Alla fine il viaggio è Montenegro si è frammentato in 4 giorni in Bosnia, 4 giorni in Croazia, 4 giorni in Montenegro.
Ho cercato di vedere quello che ho potuto, visto il tour de force.
Sinceramente, una volta arrivato a Podgorica non me la sono sentito di destinare le 12 notti al solo Montenegro.
Sono comunque riuscito a vedere il Monastero di Ostrog (delusione), Kotor (molto bella, stranamente ancora con un turismo accettabile, almeno a luglio), Budva (minchia, che bordellone! Alla larga, se potete e se avete più di 26 anni...), Sveti Stefan (bello, ma decisamente fichetto) e ultimi 2 giorni (quando eravamo veramente a pezzi), relax, relax e solo relax presso la bellissima spiaggia di Ada Bojana, quasi al confine con l'Albania.
La cosa che più mi è dispiaciuta è aver saltato il Monte Lovcen e magari un giro di rafting nella gola del Tara.
A Podgorica, Herceg Novi, Bar, Ulcinji ci sono passato dentro con la macchina ma non mi sono fermato. Mi sentivo poco ispirato in alcuni casi e in altri (vedi Herceg Novi) non ci stavo coi tempi. A qualcosa devi rinunciare.

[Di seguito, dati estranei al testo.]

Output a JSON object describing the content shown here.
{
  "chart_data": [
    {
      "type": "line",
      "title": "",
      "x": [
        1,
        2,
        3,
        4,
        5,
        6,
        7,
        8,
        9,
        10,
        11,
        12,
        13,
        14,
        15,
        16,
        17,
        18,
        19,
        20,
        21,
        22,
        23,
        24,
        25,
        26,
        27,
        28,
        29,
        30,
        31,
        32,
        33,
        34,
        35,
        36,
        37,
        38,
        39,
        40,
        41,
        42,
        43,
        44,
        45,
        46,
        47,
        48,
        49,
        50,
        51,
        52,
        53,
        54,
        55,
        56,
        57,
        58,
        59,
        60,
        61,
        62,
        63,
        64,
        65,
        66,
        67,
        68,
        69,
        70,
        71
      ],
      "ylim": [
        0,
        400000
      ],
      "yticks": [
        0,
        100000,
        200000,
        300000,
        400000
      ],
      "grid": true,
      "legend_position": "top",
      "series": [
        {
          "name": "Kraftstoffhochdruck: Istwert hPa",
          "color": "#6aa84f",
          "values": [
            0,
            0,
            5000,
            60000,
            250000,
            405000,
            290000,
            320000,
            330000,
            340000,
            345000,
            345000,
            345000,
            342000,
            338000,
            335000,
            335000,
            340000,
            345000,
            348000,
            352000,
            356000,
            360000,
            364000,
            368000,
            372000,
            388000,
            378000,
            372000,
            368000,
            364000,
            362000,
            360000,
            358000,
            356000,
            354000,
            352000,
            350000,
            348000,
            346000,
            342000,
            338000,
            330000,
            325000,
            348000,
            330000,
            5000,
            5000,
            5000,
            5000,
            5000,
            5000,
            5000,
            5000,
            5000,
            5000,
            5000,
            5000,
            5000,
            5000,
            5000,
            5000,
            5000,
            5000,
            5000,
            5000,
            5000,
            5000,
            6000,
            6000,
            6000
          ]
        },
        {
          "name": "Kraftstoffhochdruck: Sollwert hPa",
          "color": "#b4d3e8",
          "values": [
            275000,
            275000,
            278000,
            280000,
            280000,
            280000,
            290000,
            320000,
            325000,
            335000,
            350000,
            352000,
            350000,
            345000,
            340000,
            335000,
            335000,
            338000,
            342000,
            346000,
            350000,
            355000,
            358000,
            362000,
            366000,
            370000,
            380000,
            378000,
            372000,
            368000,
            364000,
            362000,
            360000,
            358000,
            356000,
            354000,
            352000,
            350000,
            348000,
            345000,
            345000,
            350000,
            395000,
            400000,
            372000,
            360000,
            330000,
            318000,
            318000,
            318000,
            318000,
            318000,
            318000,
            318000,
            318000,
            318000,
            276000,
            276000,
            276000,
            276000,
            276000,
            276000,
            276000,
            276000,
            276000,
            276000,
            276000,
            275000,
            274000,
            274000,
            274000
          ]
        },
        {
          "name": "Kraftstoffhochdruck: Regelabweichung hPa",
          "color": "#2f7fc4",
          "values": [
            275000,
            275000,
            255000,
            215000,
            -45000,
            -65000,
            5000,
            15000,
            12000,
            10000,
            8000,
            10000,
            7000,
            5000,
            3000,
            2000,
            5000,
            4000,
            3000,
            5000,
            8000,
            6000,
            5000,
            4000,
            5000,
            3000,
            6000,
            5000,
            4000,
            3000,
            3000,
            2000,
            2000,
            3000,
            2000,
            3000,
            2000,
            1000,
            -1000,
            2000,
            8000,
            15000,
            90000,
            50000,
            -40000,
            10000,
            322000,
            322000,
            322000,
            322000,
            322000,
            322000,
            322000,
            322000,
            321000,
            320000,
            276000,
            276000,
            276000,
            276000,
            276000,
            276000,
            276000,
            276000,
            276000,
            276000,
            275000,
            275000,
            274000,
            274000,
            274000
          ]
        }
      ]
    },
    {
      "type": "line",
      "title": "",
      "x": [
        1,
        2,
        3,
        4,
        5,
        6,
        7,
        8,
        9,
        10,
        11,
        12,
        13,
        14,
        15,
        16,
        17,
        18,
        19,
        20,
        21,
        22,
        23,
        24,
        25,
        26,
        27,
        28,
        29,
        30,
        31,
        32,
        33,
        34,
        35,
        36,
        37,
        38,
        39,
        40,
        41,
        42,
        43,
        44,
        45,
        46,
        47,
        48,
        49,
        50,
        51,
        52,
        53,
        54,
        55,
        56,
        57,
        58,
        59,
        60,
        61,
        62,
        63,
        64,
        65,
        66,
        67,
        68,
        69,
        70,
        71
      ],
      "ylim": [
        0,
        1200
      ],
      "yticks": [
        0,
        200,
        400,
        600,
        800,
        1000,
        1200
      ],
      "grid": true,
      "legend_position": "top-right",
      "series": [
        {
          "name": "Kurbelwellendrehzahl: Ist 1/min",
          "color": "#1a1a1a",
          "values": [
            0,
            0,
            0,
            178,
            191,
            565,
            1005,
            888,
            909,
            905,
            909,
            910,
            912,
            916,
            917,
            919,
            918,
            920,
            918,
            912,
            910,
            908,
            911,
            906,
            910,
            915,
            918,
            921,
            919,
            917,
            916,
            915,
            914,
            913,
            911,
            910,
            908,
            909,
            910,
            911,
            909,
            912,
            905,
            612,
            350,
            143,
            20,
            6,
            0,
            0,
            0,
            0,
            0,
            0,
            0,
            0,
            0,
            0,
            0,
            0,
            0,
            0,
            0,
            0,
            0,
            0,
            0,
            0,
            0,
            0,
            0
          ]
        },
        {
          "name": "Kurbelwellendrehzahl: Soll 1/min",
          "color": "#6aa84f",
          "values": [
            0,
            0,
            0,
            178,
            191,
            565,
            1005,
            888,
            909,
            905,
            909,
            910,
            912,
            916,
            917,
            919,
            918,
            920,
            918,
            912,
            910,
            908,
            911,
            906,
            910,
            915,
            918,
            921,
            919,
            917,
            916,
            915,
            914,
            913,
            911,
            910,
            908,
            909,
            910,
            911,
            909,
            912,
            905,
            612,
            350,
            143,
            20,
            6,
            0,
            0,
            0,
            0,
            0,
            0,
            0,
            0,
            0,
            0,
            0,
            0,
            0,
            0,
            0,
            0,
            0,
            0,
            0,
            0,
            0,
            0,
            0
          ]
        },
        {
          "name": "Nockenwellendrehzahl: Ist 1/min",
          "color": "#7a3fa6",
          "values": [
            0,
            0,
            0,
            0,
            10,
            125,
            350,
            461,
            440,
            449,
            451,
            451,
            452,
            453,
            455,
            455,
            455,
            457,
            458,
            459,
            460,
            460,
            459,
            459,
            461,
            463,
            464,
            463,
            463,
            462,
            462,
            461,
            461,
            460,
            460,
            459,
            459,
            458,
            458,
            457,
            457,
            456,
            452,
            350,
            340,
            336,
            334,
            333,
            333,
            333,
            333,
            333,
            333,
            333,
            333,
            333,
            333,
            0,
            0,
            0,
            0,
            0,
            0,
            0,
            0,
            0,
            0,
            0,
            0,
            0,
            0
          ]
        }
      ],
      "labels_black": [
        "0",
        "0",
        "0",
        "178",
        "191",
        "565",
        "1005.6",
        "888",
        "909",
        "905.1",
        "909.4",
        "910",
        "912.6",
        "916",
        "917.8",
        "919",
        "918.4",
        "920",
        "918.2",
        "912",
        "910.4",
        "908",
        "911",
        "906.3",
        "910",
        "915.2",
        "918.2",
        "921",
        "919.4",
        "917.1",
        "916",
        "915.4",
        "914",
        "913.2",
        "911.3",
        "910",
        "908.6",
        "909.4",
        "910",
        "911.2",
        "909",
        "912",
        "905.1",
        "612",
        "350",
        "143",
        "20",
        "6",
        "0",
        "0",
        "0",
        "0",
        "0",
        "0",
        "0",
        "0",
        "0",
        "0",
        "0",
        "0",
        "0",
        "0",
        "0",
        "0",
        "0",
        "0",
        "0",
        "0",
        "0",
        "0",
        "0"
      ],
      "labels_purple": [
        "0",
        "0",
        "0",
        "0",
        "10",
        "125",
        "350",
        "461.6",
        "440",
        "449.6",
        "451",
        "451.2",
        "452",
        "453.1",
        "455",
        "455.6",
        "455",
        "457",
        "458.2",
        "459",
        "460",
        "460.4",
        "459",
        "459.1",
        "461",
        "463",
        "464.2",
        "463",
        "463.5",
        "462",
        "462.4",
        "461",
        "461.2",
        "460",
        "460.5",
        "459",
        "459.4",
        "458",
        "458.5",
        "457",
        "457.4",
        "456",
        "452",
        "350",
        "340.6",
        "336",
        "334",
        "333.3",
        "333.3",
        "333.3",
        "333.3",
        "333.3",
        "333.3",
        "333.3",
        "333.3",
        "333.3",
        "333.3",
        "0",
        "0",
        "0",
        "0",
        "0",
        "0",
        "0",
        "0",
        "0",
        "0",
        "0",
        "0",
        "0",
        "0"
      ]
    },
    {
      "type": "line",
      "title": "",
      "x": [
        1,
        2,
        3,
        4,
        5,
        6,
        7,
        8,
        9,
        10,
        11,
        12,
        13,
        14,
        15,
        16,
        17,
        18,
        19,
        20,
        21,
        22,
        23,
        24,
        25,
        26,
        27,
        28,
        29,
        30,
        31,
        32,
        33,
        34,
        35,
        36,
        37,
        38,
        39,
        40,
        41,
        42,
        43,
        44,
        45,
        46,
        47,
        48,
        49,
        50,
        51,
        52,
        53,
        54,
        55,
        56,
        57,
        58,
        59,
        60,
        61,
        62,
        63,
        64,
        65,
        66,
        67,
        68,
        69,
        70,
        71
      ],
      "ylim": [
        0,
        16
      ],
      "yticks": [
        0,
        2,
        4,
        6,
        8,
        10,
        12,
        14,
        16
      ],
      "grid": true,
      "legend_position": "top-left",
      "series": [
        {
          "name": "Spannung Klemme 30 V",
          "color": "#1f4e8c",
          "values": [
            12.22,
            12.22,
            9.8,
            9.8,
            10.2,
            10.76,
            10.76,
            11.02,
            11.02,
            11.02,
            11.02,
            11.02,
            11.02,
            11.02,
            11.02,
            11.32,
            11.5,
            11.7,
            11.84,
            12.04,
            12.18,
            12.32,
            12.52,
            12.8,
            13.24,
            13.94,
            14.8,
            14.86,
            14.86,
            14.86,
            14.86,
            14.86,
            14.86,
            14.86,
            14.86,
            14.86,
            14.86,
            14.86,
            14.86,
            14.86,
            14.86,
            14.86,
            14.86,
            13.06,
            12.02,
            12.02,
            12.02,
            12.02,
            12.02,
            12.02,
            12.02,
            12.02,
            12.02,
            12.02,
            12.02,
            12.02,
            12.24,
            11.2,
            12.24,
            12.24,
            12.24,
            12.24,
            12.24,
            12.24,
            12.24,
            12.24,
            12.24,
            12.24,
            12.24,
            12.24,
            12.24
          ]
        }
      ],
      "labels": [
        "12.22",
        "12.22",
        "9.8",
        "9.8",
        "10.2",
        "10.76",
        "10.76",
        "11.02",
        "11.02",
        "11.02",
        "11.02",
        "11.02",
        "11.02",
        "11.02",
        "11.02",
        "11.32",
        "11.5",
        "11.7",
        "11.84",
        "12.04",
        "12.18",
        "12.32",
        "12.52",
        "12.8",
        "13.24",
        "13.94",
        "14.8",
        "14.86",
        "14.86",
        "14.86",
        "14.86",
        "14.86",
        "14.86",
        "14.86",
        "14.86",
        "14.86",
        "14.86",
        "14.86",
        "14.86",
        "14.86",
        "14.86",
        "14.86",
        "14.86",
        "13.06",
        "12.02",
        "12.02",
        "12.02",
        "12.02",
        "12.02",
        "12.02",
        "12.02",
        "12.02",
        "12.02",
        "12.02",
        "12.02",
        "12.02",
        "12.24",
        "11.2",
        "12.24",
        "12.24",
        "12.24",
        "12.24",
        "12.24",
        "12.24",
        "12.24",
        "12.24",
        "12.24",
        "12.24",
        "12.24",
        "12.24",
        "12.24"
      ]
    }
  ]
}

Il Montenegro, per quello che sono riuscito a vedere, mi è sembrato un Paese che cerca in modo risoluto un'occidentalizzazione piena e compiuta. Lo si percepisce da tanti aspetti apparentemente trascurabili, se considerati uno alla volta.
Ne dico uno. Il fatto che, rimasto coi soldi croati in mano, è stato praticamente impossibile cambiarli. Mi guardavano e ridevano: only dollars.
Ma chi cazzo siete, in fondo, sarebbe la reazione più immediata. Ma poi uno non ci fa caso, guarda oltre.
Per non parlare della polizia stradale che a ogni tre per due ti ferma, ti guarda il passaporto e ti comincia a chiamare per nome. Ma 'ndo stamo a Miami Vice?
Comunque, bene, complessivamente. Tante cose meritano di essere viste. A cominciare dalla città vecchia di Kotor, una piccola Dubrovnik, altro che Budva.